Çok şeyler konuşuldu. Burada bunları sıralamamız imkânsız. Ancak, başlıklar olarak, özellikle Cumhurbaşkanımızın sık sık vurguladığı Medeniyet Tasavvuru ifâdesi başta olmak üzere, Anadolu Şehri, Buharalı Şeyh Şâkir Efendi, İrfan Merkezi gibi kavramları zikredebiliriz. Bakan Bey’in Ordu için yaptığı uygulama ve hamlelerden, özellikle Tarım ve Hayvancılık projelerinde Ordu’nun adını duyurmasından övgüyle bahsedilirken, Kentsel Dönüşüm projesini de mîmârî, irfânî bir dönüşümle birlikte düşünmek adına câmi eksenli bir külliyenin bir târihî fırsat olarak görülüp değerlendirilmesi dile getirildi çeşitli konuşmacılarca.
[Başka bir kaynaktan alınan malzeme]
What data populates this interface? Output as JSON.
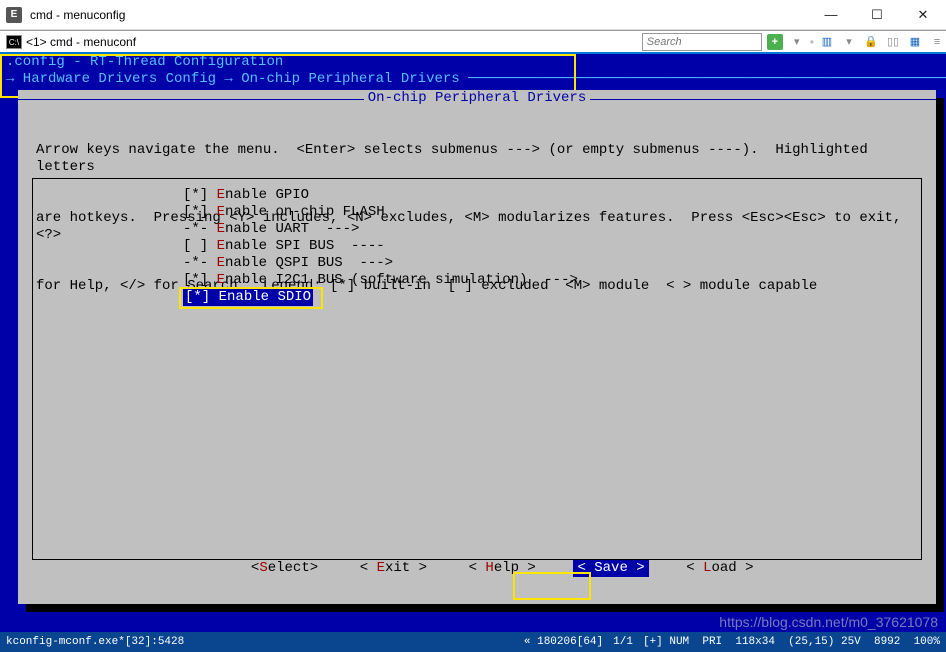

MEHMET HİLMİ BEY ve HÂZİRÛN...

Bakan Bey’in memnuniyetinin yüzünden okunduğu istişârî mahiyetteki bu toplantıya katılan isimler tespit edebildiğim kadarıyla şöyleydi: Dr. İsmail ÇİÇEK (İl Müftüsü, Grup Sözcüsü), Abdullah SÖYLEMEZ, Recep AZAKLI, Mustafa SEZEN, Olgun KÜÇÜK, Mesut ÖZTÜRK, Zühtü VAYNİ, Dr. Recep Bey, Nurşen GÜNEY, Esma Yaşar ERTÜRK, Gülay GÜRSOY, Rahmi ÇAKAR, Muzaffer GÜNAY, Muzaffer AYDIN, Abdurrahman ÇAKIR, Uğur YÜCE, Ahmet GÜLER, Metin YEŞİLYURT ve hatırlayamadığım bir o kadar daha isim…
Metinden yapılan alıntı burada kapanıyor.